Conclama assim que Jesus Cristo, martirizado na cruz, ícone da dor e do sofrimento, seja sucedido por Dionísio, o deus pagão da alegria, do delírio místico, que vem para celebrar e regozijar-se com a vida, e a coroa de espinhos que apresilhava a testa sangrada do galileu, substituída fosse pelos jocosos chifres do deus-bode dos velhos pagãos. Que, enfim, o inspirador da castidade, da abstinência e do jejum, desse lugar ao estimulador do frenesi, da sensualidade e do exagero. Em termos freudianos trata-se da libertação do id e do ego das imposições do superego.

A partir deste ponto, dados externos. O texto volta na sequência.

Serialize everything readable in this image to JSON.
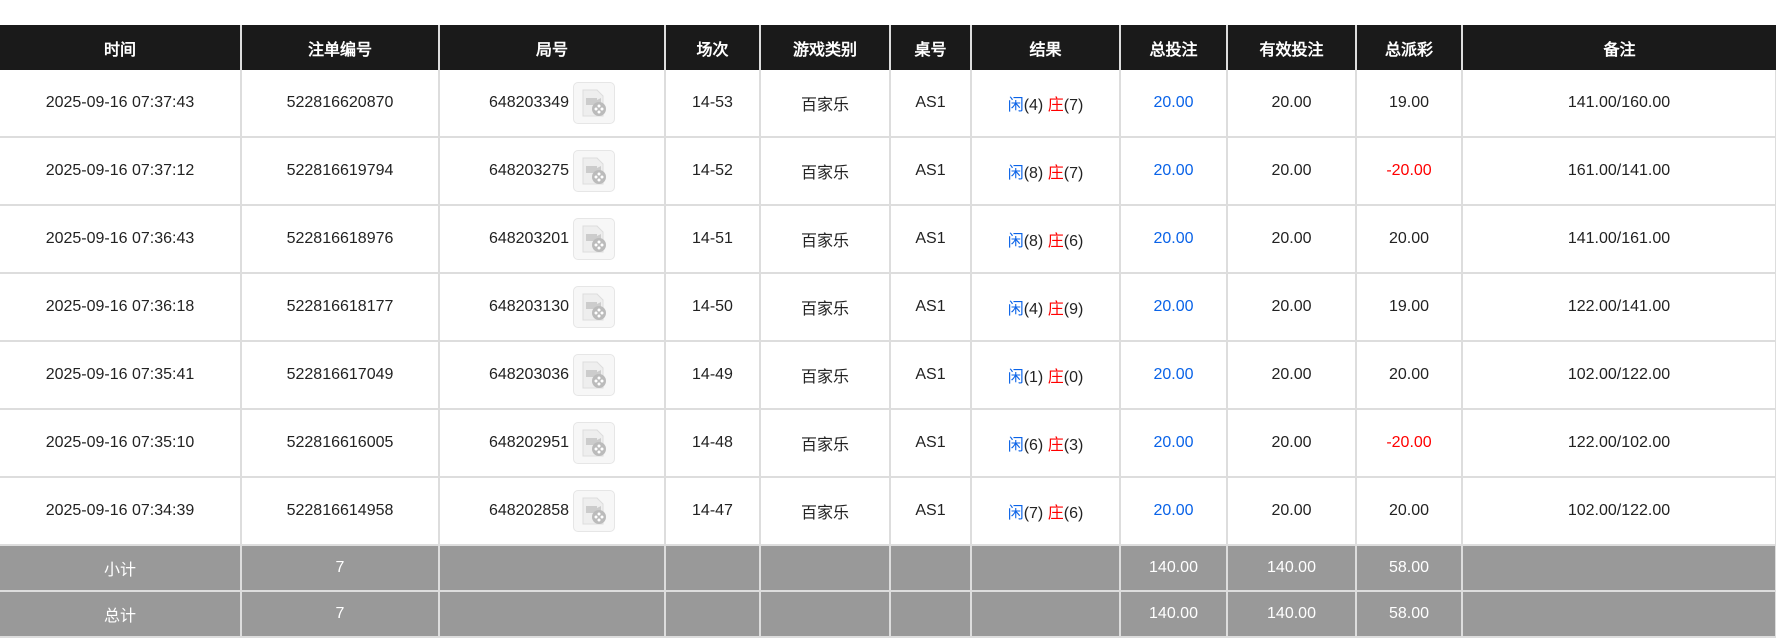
{
  "headers": [
    "时间",
    "注单编号",
    "局号",
    "场次",
    "游戏类别",
    "桌号",
    "结果",
    "总投注",
    "有效投注",
    "总派彩",
    "备注"
  ],
  "colors": {
    "player": "#0a63e8",
    "banker": "#ff0000",
    "negative": "#ff0000",
    "bet": "#0a63e8"
  },
  "rows": [
    {
      "time": "2025-09-16 07:37:43",
      "order": "522816620870",
      "round": "648203349",
      "shoe": "14-53",
      "game": "百家乐",
      "table": "AS1",
      "p_label": "闲",
      "p": "(4)",
      "b_label": "庄",
      "b": "(7)",
      "bet": "20.00",
      "valid": "20.00",
      "payout": "19.00",
      "note": "141.00/160.00"
    },
    {
      "time": "2025-09-16 07:37:12",
      "order": "522816619794",
      "round": "648203275",
      "shoe": "14-52",
      "game": "百家乐",
      "table": "AS1",
      "p_label": "闲",
      "p": "(8)",
      "b_label": "庄",
      "b": "(7)",
      "bet": "20.00",
      "valid": "20.00",
      "payout": "-20.00",
      "note": "161.00/141.00"
    },
    {
      "time": "2025-09-16 07:36:43",
      "order": "522816618976",
      "round": "648203201",
      "shoe": "14-51",
      "game": "百家乐",
      "table": "AS1",
      "p_label": "闲",
      "p": "(8)",
      "b_label": "庄",
      "b": "(6)",
      "bet": "20.00",
      "valid": "20.00",
      "payout": "20.00",
      "note": "141.00/161.00"
    },
    {
      "time": "2025-09-16 07:36:18",
      "order": "522816618177",
      "round": "648203130",
      "shoe": "14-50",
      "game": "百家乐",
      "table": "AS1",
      "p_label": "闲",
      "p": "(4)",
      "b_label": "庄",
      "b": "(9)",
      "bet": "20.00",
      "valid": "20.00",
      "payout": "19.00",
      "note": "122.00/141.00"
    },
    {
      "time": "2025-09-16 07:35:41",
      "order": "522816617049",
      "round": "648203036",
      "shoe": "14-49",
      "game": "百家乐",
      "table": "AS1",
      "p_label": "闲",
      "p": "(1)",
      "b_label": "庄",
      "b": "(0)",
      "bet": "20.00",
      "valid": "20.00",
      "payout": "20.00",
      "note": "102.00/122.00"
    },
    {
      "time": "2025-09-16 07:35:10",
      "order": "522816616005",
      "round": "648202951",
      "shoe": "14-48",
      "game": "百家乐",
      "table": "AS1",
      "p_label": "闲",
      "p": "(6)",
      "b_label": "庄",
      "b": "(3)",
      "bet": "20.00",
      "valid": "20.00",
      "payout": "-20.00",
      "note": "122.00/102.00"
    },
    {
      "time": "2025-09-16 07:34:39",
      "order": "522816614958",
      "round": "648202858",
      "shoe": "14-47",
      "game": "百家乐",
      "table": "AS1",
      "p_label": "闲",
      "p": "(7)",
      "b_label": "庄",
      "b": "(6)",
      "bet": "20.00",
      "valid": "20.00",
      "payout": "20.00",
      "note": "102.00/122.00"
    }
  ],
  "subtotal": {
    "label": "小计",
    "count": "7",
    "bet": "140.00",
    "valid": "140.00",
    "payout": "58.00"
  },
  "total": {
    "label": "总计",
    "count": "7",
    "bet": "140.00",
    "valid": "140.00",
    "payout": "58.00"
  }
}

A posição da filosofia de Nietzsche

Habermas, expondo o confronto que estabeleceu-se na Alemanha do século XIX entre as duas correntes opostas emergidas ambas da filosofia de Hegel, os hegelianos de esquerda, ou jovens hegelianos (Marx, Bauer, Hess, Ruge, etc..) e os de direita (Rosenkranz, Hinrichs e Oppenheim), viu em Nietzsche um repúdio e uma superação delas. Para os hegelianos de esquerda tratava-se de erigir uma nova sociedade que definitivamente ultrapassasse aquela em que viviam, para os de direita, ao contrário, apontavam a religião e o estado, como os únicos capazes de voltar a aglutinar uma sociedade civil ameaçada de dissolução. Perfilou-se deste modo aquilo que Moses Hesse chamou de "o partido do movimento" e o "partido da permanência". Para muitos pensadores, Hegel é considerado o paradigma da filosofia alemã moderna.

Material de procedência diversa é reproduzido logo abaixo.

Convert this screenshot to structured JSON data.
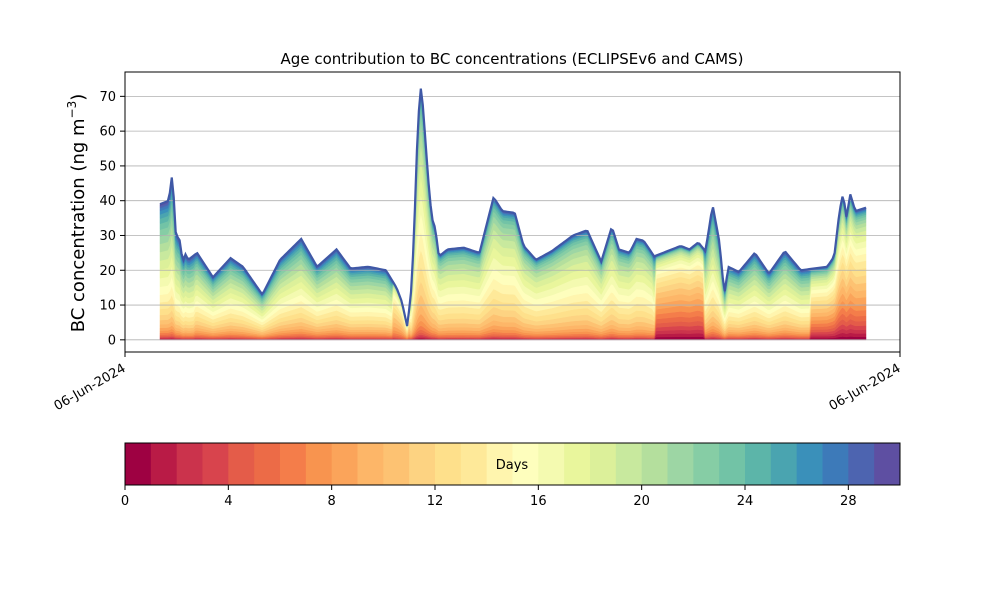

Frente a esse verdadeiro cabo-de-guerra entre a revolução e o conservadorismo, que dominou o cenário alemão da época de Bismarck, Nietzsche, rejeitando o radicalismo revolucionário bem como o imobilismo reacionário, dedicou-se a um trabalho de sapa para abalar os fundamentos deles, negando-se a aceitar fosse o governo da massas como o regime dos reis. A síntese disso foi o super-homem que, simultaneamente, afastava-se das multidões e dos socialistas e desconsiderava os sacerdotes e os monarcas.

Partido do movimento
Jovens hegelianos que pretendiam converter a filosofia numa prática capaz de conduzir a sociedade ao socialismo e ao igualitarismo
Nietzsche e o neo-romantismo
Opõe-se a ambos , reservando ao super-homem um papel de dupla superação, da revolução e da reação
Partido da permanência
Hegelianos de direita, que apenas desejam manter a dinâmica da sociedade burguesa, desde que ela não corroesse os primados sagrados da religião e do estado.